According to Landmark Chambers, whose Alex Goodman appeared for the claimant, Lord Justice Bean said: “We have decided that the Claimant succeeds on Ground 6 and that argument on the other grounds will therefore not be required. That is, in brief, because the regime comprising the relevant Immigration Rules, in particular GEN 1.11A of Appendix FM, and the instructions to caseworkers, as presently formulated, does not adequately give effect to the obligations which the Secretary of State accepts are imposed on her by Article 3 of the European Convention on Human Rights, as interpreted by long-standing case law of the UK courts.

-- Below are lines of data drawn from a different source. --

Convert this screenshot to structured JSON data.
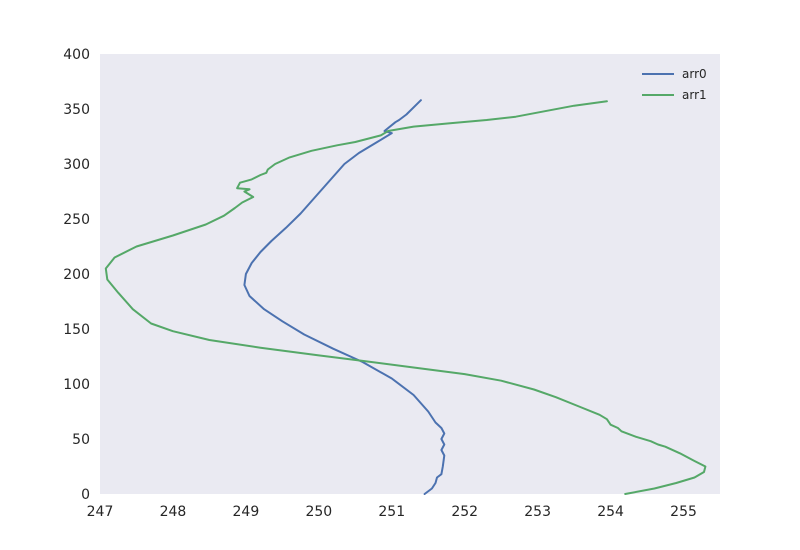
{
  "chart_data": {
    "type": "line",
    "title": "",
    "xlabel": "",
    "ylabel": "",
    "xlim": [
      247,
      255.5
    ],
    "ylim": [
      0,
      400
    ],
    "x_ticks": [
      247,
      248,
      249,
      250,
      251,
      252,
      253,
      254,
      255
    ],
    "y_ticks": [
      0,
      50,
      100,
      150,
      200,
      250,
      300,
      350,
      400
    ],
    "grid": false,
    "background_color": "#EAEAF2",
    "legend_position": "upper-right",
    "series": [
      {
        "name": "arr0",
        "color": "#4C72B0",
        "points": [
          [
            251.45,
            0
          ],
          [
            251.55,
            5
          ],
          [
            251.6,
            10
          ],
          [
            251.62,
            15
          ],
          [
            251.68,
            18
          ],
          [
            251.7,
            25
          ],
          [
            251.72,
            35
          ],
          [
            251.68,
            40
          ],
          [
            251.72,
            45
          ],
          [
            251.68,
            50
          ],
          [
            251.72,
            55
          ],
          [
            251.68,
            60
          ],
          [
            251.6,
            65
          ],
          [
            251.5,
            75
          ],
          [
            251.3,
            90
          ],
          [
            251.0,
            105
          ],
          [
            250.6,
            120
          ],
          [
            250.2,
            132
          ],
          [
            249.8,
            145
          ],
          [
            249.5,
            157
          ],
          [
            249.25,
            168
          ],
          [
            249.05,
            180
          ],
          [
            248.98,
            190
          ],
          [
            249.0,
            200
          ],
          [
            249.08,
            210
          ],
          [
            249.2,
            220
          ],
          [
            249.35,
            230
          ],
          [
            249.55,
            242
          ],
          [
            249.75,
            255
          ],
          [
            249.95,
            270
          ],
          [
            250.15,
            285
          ],
          [
            250.35,
            300
          ],
          [
            250.55,
            310
          ],
          [
            250.8,
            320
          ],
          [
            251.0,
            328
          ],
          [
            250.9,
            330
          ],
          [
            251.05,
            338
          ],
          [
            251.1,
            340
          ],
          [
            251.2,
            345
          ],
          [
            251.4,
            358
          ]
        ]
      },
      {
        "name": "arr1",
        "color": "#55A868",
        "points": [
          [
            254.2,
            0
          ],
          [
            254.6,
            5
          ],
          [
            254.9,
            10
          ],
          [
            255.15,
            15
          ],
          [
            255.28,
            20
          ],
          [
            255.3,
            25
          ],
          [
            255.15,
            30
          ],
          [
            254.95,
            37
          ],
          [
            254.75,
            43
          ],
          [
            254.65,
            45
          ],
          [
            254.55,
            48
          ],
          [
            254.35,
            52
          ],
          [
            254.15,
            57
          ],
          [
            254.1,
            60
          ],
          [
            254.0,
            63
          ],
          [
            253.95,
            68
          ],
          [
            253.85,
            72
          ],
          [
            253.55,
            80
          ],
          [
            253.25,
            88
          ],
          [
            252.95,
            95
          ],
          [
            252.5,
            103
          ],
          [
            252.0,
            109
          ],
          [
            251.3,
            115
          ],
          [
            250.6,
            121
          ],
          [
            250.0,
            126
          ],
          [
            249.2,
            133
          ],
          [
            248.5,
            140
          ],
          [
            248.0,
            148
          ],
          [
            247.7,
            155
          ],
          [
            247.45,
            168
          ],
          [
            247.25,
            183
          ],
          [
            247.1,
            195
          ],
          [
            247.08,
            205
          ],
          [
            247.2,
            215
          ],
          [
            247.5,
            225
          ],
          [
            248.0,
            235
          ],
          [
            248.45,
            245
          ],
          [
            248.7,
            253
          ],
          [
            248.85,
            260
          ],
          [
            248.95,
            265
          ],
          [
            249.1,
            270
          ],
          [
            248.98,
            275
          ],
          [
            249.05,
            277
          ],
          [
            248.88,
            278
          ],
          [
            248.92,
            283
          ],
          [
            249.08,
            286
          ],
          [
            249.2,
            290
          ],
          [
            249.28,
            292
          ],
          [
            249.3,
            295
          ],
          [
            249.4,
            300
          ],
          [
            249.6,
            306
          ],
          [
            249.9,
            312
          ],
          [
            250.25,
            317
          ],
          [
            250.5,
            320
          ],
          [
            250.85,
            326
          ],
          [
            250.95,
            330
          ],
          [
            251.3,
            334
          ],
          [
            251.8,
            337
          ],
          [
            252.3,
            340
          ],
          [
            252.7,
            343
          ],
          [
            253.1,
            348
          ],
          [
            253.5,
            353
          ],
          [
            253.95,
            357
          ]
        ]
      }
    ]
  }
}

"Our decision will not affect the ability of the Secretary of State to continue to make grants of leave to remain in the United Kingdom subject to a condition of “no recourse to public funds” in the normal run of cases. It will, however, require aspects of the regime to be amended to make clear to caseworkers the circumstances in which they are obliged not to impose a condition of 'no recourse to public funds', or to lift such a condition if it has already been imposed, in the case of a person who is not currently destitute but will imminently become so without access to public funds."

Lord Justice Bean said the Divisional Court had not made any order today and would not do so until it had prepared and sent out in draft the detailed reasons for its decision. "We will at that point invite submissions in writing, and if necessary hold a further hearing, to discuss the precise terms of the order.”

Adam Hundt, partner at DPG, said: “We and many others have been telling the Home Office for years that this policy is causing immeasurable, irreversible damage to so many people, but particularly children like our client.

“The Home Office refused to listen and ignored all the evidence they were shown, so it has now been left to the courts to confront the truth, which is that the policy breaches human rights law.”

DPG's Hundt, fellow partner Ugo Hayter and trainee solicitor Althia Stephens instructed Landmark's Goodman.

The High Court challenge was supported by The Unity Project, a charity set up three years ago to support families facing destitution as a result of NRPF.

Project 17 intervened in the case, represented by Amanda Weston QC of Garden Court Chambers,and Bijan Hoshi and Ollie Persey of Public Law Project.

A Home Office spokesperson said: “The court’s ruling today was not on the principle of the no recourse to public funds policy, it was on the clarity in the policy for those applicants who are seeking to have the no recourse to public funds condition not imposed on them, or lifted if already imposed.

“The Home Office notes the court's judgment and that its full reasons will follow. We will provide submissions in response.”